He visto cómo cuidas tu
casa. Proteges a tus hijas, rechazas a los hombres, pides los
préstamos, echas a los pedigüeños. Te ulceras por un pedazo de
pan, tramas y matas y lo justificas. Te mueres de inteligencia, y
eres buena, y desde los tobillos hasta tan alta tu frente te devora
el orgullo, tan despacio, pero implacable como tú.
Eres la protagonista de
una historia atroz, eres una matanza con arsénico, eres una musa de
Tarantino, eres Scarlett O'Hara y la tierra roja de Tara.
Y yo soy igual. Yo el
conde de Albrit, tú la condesa. Somos más orgullosos que buenos.

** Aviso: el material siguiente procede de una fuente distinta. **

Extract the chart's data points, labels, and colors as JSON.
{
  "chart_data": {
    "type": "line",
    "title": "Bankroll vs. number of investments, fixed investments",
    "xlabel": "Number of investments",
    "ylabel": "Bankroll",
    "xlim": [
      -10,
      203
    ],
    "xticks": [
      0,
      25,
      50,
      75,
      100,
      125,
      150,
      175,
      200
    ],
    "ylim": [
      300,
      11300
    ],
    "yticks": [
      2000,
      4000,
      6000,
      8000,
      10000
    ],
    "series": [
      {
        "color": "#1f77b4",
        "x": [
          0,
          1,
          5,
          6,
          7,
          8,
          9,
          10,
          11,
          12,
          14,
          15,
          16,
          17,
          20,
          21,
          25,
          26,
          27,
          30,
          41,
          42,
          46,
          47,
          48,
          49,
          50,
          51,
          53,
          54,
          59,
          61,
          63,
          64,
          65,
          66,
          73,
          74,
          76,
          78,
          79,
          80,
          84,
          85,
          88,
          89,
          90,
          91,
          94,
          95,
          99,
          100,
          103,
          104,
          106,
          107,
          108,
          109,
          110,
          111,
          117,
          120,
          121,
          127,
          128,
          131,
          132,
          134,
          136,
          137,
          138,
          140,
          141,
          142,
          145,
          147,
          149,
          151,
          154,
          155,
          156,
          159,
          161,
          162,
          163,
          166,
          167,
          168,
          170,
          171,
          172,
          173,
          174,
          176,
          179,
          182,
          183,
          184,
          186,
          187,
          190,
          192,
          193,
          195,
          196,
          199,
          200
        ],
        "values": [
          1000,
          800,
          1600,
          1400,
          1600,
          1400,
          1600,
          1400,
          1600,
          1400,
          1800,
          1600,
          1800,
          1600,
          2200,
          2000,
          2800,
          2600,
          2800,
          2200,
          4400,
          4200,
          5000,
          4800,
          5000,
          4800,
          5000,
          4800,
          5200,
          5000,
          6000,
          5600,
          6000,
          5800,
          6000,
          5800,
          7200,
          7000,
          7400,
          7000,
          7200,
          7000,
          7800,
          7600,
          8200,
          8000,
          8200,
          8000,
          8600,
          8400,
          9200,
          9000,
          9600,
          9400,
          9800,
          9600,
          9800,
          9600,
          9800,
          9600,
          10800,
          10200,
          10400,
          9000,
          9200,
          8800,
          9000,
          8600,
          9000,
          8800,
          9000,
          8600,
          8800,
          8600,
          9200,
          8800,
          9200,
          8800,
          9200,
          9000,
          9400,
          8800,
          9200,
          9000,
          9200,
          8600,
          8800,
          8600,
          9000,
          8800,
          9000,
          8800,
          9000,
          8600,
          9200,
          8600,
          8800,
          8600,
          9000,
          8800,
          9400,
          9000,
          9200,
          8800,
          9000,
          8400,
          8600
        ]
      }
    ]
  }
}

Somos un hombre y una mujer excepcionales, los que luchamos por el
pan pero no por el amor. Somos los que no toleramos un desprecio, los
que no nos rebajamos, los que morimos de pie. Hay algo de placentero
en el desprecio de los que nos hacen daño, y eso nos une.
Pero eso mismo nos
separa. El orgullo. La soledad es para los dos un común placer, pero
su disfrute no puede ser compartido por soledad. Mi casa y los míos,
tu casa y tus hijas, tu ajuar, tu tierra roja. Eso es lo que nos da
nuestra fuerza. Sé que nos queremos tanto que no estamos hechos el
uno para el otro.
Y casi diría, querida, que me importa un bledo.